Tip Of The Week

This fragment of shell doesn't do what you'd expect at a quick glance:

if [ $? -ne 0 ]; then
    exit $?
fi

The act of checking $? causes $? to be set to the result of the test, so this executes exit 0 if $? is non-zero.

NP: Cosmos, Murcof

11:20 Friday, 17 Aug 2007 [#] [computers] (5 comments)

Posted by Bastien at Fri Aug 17 12:19:08 2007:
Except if "[" is builtin I would guess.
Posted by Ralf Wildenhues at Fri Aug 17 12:33:00 2007:
It does not matter whether "[" is builtin or not.

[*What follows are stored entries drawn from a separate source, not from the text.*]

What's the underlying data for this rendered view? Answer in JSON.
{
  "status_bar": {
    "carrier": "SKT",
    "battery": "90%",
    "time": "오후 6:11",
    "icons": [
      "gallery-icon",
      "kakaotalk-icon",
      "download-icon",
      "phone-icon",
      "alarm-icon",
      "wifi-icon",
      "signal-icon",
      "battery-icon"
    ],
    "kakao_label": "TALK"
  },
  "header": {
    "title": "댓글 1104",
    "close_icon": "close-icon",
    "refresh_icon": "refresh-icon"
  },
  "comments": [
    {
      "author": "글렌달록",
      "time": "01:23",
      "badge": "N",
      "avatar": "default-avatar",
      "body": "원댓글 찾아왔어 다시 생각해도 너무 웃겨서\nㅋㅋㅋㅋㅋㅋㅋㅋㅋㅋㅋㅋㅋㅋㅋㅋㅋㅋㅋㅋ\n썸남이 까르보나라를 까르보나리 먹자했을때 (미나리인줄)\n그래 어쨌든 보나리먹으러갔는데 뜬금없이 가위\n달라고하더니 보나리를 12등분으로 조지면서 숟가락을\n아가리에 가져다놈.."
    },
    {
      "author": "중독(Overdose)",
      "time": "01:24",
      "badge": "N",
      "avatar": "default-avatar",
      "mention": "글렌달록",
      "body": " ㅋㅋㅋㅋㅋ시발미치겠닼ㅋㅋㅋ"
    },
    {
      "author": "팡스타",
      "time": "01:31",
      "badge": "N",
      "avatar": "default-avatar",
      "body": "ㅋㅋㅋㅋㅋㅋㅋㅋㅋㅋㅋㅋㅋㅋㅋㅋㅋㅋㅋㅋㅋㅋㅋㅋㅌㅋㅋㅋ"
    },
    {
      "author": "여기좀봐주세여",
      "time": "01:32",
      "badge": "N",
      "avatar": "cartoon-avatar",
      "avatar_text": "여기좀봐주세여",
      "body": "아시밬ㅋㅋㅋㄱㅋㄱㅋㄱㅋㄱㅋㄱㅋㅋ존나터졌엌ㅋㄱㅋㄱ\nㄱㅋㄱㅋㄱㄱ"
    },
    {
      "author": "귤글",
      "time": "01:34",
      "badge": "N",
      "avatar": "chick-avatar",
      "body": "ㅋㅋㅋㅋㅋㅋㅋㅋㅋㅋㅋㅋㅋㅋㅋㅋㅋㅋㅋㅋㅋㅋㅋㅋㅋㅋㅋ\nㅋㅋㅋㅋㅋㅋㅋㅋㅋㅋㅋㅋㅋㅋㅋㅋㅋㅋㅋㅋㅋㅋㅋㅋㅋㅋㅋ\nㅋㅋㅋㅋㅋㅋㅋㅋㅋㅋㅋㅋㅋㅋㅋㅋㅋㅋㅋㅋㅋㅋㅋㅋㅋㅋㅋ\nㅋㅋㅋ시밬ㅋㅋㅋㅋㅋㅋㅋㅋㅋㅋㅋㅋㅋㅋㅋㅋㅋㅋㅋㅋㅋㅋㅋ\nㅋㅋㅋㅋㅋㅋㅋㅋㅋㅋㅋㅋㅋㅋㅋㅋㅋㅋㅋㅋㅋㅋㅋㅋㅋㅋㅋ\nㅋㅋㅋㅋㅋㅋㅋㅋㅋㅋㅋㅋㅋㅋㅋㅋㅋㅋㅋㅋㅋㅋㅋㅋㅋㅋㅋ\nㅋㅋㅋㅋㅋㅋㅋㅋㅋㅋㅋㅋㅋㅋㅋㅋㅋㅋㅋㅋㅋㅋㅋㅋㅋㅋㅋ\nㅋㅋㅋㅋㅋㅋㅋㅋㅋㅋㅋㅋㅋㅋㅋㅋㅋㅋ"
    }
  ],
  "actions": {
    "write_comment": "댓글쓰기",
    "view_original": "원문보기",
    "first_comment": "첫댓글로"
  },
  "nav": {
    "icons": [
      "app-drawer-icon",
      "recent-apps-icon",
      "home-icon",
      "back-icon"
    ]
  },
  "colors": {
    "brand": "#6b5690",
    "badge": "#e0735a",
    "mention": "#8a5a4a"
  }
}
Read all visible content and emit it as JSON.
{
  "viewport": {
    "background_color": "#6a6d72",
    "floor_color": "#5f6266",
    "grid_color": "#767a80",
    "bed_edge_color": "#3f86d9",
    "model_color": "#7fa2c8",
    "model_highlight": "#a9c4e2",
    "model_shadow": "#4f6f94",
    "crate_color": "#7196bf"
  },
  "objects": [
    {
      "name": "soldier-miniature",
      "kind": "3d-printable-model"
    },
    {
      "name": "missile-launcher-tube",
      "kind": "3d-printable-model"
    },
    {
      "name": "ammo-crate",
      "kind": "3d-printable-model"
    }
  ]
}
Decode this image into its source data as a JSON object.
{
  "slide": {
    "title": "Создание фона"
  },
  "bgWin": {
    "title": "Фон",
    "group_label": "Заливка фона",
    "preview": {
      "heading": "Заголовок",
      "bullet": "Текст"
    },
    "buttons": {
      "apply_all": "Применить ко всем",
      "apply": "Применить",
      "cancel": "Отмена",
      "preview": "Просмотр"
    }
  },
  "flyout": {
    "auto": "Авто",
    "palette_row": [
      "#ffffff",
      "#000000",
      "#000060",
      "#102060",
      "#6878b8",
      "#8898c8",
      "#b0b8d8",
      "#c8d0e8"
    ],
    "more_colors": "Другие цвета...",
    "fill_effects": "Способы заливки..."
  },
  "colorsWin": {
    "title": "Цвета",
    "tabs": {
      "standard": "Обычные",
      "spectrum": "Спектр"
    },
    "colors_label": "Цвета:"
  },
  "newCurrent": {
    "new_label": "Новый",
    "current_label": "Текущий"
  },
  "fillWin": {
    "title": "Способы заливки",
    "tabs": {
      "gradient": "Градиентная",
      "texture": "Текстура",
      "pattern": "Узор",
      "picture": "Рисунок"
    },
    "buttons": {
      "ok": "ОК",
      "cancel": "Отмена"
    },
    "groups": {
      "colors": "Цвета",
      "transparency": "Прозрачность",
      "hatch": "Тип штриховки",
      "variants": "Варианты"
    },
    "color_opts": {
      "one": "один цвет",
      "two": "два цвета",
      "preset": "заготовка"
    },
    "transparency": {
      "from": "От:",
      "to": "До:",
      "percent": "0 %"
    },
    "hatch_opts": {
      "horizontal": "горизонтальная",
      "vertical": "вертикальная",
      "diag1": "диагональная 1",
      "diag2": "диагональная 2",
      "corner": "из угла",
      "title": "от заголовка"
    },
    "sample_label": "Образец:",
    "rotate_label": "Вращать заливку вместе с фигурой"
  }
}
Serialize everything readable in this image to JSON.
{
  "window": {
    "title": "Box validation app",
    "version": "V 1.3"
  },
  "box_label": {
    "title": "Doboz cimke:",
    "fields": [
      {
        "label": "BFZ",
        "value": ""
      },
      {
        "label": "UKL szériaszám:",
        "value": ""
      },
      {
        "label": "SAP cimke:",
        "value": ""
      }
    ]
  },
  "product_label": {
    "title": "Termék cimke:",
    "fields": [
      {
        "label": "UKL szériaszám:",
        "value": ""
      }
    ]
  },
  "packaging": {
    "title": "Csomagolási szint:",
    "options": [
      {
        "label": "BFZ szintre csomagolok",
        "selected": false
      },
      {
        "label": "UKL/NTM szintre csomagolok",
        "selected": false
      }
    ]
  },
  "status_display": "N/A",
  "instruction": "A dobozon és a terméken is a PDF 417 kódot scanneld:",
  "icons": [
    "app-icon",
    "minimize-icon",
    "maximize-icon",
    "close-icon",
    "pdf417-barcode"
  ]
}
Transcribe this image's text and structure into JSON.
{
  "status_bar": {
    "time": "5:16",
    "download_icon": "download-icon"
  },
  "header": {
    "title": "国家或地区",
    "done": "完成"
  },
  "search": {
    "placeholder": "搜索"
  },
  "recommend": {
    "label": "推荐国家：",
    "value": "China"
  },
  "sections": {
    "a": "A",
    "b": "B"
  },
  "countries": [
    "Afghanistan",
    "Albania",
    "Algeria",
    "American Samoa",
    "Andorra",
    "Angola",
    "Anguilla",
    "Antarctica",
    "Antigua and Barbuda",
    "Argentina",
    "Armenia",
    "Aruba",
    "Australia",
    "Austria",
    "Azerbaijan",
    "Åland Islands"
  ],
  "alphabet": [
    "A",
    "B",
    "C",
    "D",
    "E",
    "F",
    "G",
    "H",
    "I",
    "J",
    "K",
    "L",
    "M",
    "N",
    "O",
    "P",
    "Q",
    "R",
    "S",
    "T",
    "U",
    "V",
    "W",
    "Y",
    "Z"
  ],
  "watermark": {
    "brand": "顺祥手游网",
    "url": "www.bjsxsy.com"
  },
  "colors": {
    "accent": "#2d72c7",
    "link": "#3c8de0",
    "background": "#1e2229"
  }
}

The shell snippet in question is shorter written as

  || exit $?

(with prior newlines deleted, so that the syntax is valid).
Posted by Andrew at Fri Aug 17 14:06:09 2007:
It's probably best to post the solution as well as the problem. But prehaps that's just me.

i.e. Something like:

retval=$?
if [ $retval -ne 0 ]; then
  exit $retval
fi
Posted by Andrew at Fri Aug 17 14:06:46 2007:
Or perhaps it's "perhaps"...
Posted by Ross at Fri Aug 17 14:15:47 2007:
In this situation I don't really care what $? was (it was after calling apt-get, so $? is always 0 or 100), so I switched it to exit 1.

Yes, using ||exit $? would be another good solution.